RA's move in April to tear up Wallabies fullback Israel Folau's contract for posting a meme on social media that said hell awaited "homosexuals" and other groups also proved polarising.

Clyne made note of the criticism that has dogged his leadership in a statement released by RA.

"Notwithstanding the very painful decision to remove the Western Force from the Super Rugby competition and the mixed results of the Wallabies in recent years, there have been a number of achievements and positive advancements right across the game over the past four years," he said.

"Female participation in Rugby has tripled, we've seen enormous growth in sevens participation on the back of the gold medal success of our women's team, and against global trends in participation we have achieved growth in traditional XV's rugby in several states and territories.
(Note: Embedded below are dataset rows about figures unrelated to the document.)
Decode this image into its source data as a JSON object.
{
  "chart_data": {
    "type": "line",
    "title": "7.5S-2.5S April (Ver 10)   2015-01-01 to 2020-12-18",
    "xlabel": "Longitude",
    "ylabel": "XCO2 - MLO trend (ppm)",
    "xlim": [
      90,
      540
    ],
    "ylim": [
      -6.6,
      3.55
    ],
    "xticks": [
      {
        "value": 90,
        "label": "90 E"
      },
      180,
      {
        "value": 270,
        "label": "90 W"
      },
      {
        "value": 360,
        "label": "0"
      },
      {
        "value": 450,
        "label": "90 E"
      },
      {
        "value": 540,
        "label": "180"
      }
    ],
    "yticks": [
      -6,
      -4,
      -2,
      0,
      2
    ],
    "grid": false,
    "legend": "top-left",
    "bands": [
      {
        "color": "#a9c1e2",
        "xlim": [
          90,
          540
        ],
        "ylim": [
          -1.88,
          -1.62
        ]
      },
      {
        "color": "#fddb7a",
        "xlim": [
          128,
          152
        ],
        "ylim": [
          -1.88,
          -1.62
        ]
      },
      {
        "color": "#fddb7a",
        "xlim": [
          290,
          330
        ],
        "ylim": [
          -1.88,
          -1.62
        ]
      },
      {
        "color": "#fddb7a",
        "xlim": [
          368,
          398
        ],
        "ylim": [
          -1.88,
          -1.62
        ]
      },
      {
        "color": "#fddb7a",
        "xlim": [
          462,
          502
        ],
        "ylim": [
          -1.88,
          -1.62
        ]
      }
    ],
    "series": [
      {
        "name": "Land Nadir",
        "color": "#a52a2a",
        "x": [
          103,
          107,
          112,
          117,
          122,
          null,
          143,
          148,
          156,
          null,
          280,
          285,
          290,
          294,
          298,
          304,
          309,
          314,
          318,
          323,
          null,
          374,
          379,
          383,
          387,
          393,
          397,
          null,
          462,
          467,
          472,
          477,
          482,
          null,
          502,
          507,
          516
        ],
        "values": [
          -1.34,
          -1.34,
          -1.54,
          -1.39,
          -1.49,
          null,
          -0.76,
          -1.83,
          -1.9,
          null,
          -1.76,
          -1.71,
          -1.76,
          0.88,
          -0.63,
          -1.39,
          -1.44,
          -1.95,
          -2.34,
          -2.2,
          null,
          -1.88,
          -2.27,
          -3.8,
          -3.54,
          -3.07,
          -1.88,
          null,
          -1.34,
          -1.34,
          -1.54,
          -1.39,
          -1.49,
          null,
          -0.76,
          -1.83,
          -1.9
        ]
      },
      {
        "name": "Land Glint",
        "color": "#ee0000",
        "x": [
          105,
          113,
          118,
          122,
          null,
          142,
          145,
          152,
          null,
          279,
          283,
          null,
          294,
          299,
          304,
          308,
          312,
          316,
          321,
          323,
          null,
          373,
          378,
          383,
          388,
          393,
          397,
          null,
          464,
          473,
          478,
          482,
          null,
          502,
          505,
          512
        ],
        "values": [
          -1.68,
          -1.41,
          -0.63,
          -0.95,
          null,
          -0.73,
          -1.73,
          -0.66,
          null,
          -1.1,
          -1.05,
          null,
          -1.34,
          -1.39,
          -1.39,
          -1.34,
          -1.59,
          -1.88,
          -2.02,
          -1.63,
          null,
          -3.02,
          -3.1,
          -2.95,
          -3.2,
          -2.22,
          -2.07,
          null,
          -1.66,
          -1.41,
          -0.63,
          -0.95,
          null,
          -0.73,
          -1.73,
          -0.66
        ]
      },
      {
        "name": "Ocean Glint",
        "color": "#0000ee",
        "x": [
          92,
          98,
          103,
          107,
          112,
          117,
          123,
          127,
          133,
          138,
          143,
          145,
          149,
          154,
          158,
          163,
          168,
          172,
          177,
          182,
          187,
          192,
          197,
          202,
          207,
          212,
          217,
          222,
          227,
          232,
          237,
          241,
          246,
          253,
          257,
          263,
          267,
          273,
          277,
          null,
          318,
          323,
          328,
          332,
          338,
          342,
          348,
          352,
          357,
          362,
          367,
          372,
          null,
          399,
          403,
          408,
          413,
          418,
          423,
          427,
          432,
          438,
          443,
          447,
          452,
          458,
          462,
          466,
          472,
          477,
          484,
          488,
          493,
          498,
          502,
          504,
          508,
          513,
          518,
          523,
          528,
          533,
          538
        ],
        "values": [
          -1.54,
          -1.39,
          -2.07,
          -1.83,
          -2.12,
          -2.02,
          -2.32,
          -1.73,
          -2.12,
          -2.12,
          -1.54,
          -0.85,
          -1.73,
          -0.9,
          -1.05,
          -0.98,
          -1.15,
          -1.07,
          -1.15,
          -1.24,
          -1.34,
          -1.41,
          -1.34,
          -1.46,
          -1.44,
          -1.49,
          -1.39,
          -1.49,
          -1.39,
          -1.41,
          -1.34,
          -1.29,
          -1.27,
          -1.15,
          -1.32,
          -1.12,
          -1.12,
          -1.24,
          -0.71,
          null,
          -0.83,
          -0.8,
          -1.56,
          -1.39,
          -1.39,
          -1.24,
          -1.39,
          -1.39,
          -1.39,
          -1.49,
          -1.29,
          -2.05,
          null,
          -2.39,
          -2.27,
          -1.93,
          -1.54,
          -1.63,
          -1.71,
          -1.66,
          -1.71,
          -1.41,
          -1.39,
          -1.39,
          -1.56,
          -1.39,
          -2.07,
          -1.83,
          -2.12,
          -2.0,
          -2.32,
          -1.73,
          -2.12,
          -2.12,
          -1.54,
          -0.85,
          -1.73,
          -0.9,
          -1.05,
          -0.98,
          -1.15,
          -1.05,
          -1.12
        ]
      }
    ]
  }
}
"Unfortunately, recently, much of the focus of the media has been directed at myself, which has overshadowed a lot of great work that has been done and continues to be done at the community level.

"It is hoped that with my resignation, the attention can return to where it rightfully should be, which is on the field and that this positive work will be highlighted."

Clyne said he would spend his remaining months overseeing the delivery of a new broadcast deal, the appointment of a new Wallabies coach in the wake of Michael Cheika's resignation and RA's defence in relation to a legal challenge launched by Folau over his termination.

Clyne added that he aimed to make a "seamless transition" from the role with a replacement in place by RA's annual general meeting.